Ia melanjutkan penuturannya, “Aku lalu bergerak mendekati palang pintu itu dan kuangkat ia. Setelah itu kubuka pintu gerbang bentengnya. Ketika itu Abu Rafi’ sedang mengobrol di atas  atap rumahnya. Dan ketika teman mengobrolnya pergi, aku segera naik. Setiap pintu yang kubuka, kututp kembali dari dalam. Aku bergumam, “Kaumku telah bernazar untukku bahwa mereka tidak akan taat kepadaku sampai aku berhasil membunuhnya. Aku pun mendekati Abu Rafi yang sedang berada di tengah keluarganya dalam kegelapan. Aku sendiri tidak tahu posisinya di mana. Aku lalu memanggilnya, “Wahai Abu Rafi’!” Ia menjawab, “Siapa itu? Aku langsung menyongsong  sumber suara itu dan segera kutebas ia dengan pedangku. Aku panik karena tidak mengenainya sedikit pun. Ia lalu berteriak, aku segera keluar dari rumahnya. Aku diam tidak jauh dari rumahnya. Kemudian, aku masuk lagi dan bertanya kepada Abu Rafi’, Suara apa tadi, wahai Abu Rafi?” Ia menjawab, “Celakalah ibumu! Baru saja seseorang di rumah ini menyerangku dengan pedang.”
Abdullah melanjutkan, “Aku lalu menyerangnya lagi dengan sekali pukulan hingga ia terjatuh. Namun, aku belum berhasil membunuhnya. Lalu, kutusukkan pedangku ke perutnya sampai menembus punggungnya. Dari situ aku tahu bahwa aku telah berhasil membunuhnya. Aku lalu membuka pintu rumahnya satu per satu sampai tiba di tangga. Ketika kupijakkan kakiku di anak tangga itu, aku merasa seakan-akan kakiku sudah aakn menapak ke tanah hingga akhirnya aku terjatuh di malam yang terang bulan itu. Akibatnya, kakiku patah, lalu kubalut ia dengan serban penutup kepalaku. Aku terus bergerak hingga tiba di pintu dan duduk di sana. Aku bertekad untukt idak keluar rumah terlebih dahulu, sampai memastikan apakah aku berhasil membunuhnya atau belum. Ketika ayam jantan berkokok, seseorang berteriak mengumumkan kematian Abu Rafi’, saudagar negeri Hijaz.” Aku segera bergerak menuju teman-temanku seraya berseru kepada mereka, “Tolong aku! Allah telah membunuh Abu Rafi’. Aku pun segera menemui Rasulullah dan menceritakan peristiwa itu. Beliau lalu bersabda kepadaku, “Bentangka kakimu!” Kemudian, aku pun membentangkan kakiku dan beliau segera mengusapnya. Sejak itu, aku tidak mengeluhkan sakit sedikit pun, seolah tidak pernah terjadi apa-apa pada kakiku.”

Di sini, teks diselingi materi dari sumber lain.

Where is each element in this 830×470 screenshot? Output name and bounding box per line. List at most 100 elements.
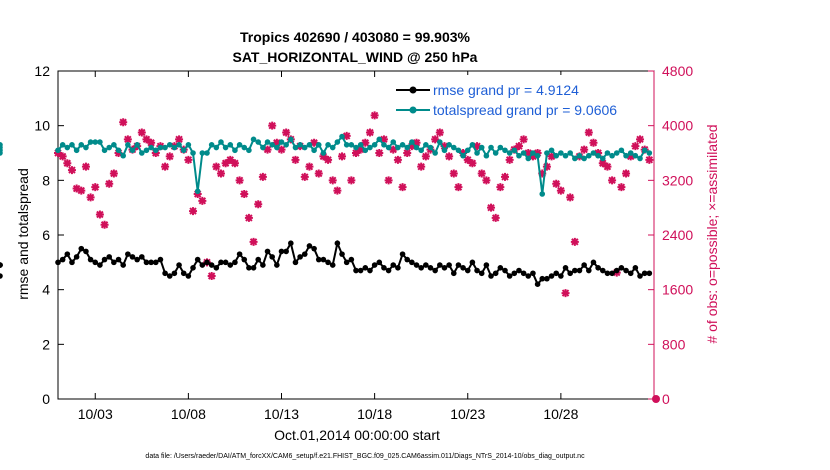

Pasukan pun kembali ke Madinah dan membawa kabar gembira bahwa mereka telah berhasil menyingkirkan hambatan di jalan dakwah sebagai satu terobosannya.
Setelah perisitiwa tragis itu, kaum kafir gelisah dan mereka mulai melemah. Fondasi Islam makin kuat dan negara makin aman. Tahun kelima Hijrah belum usai, kaum muslimin pun makin kuat dan berhasil melemahkanpara musuh dan orang-orang yang keras kepala terhadapnya. Kaum Quraisy dan sekutunya yakin bahwa upaya untuk mengembalikan kaum muslimin agar kembali menyembah berhala hampir mustahil. Orang-orang Yahudi juga yakin bahwa permusuhan mereka terhadap agama baru dan risalah penutup itu hanya akan berbuah sia-sia, sebagaimana dijelaskan al-Ghazali dalam Fiqhu as-Sirah.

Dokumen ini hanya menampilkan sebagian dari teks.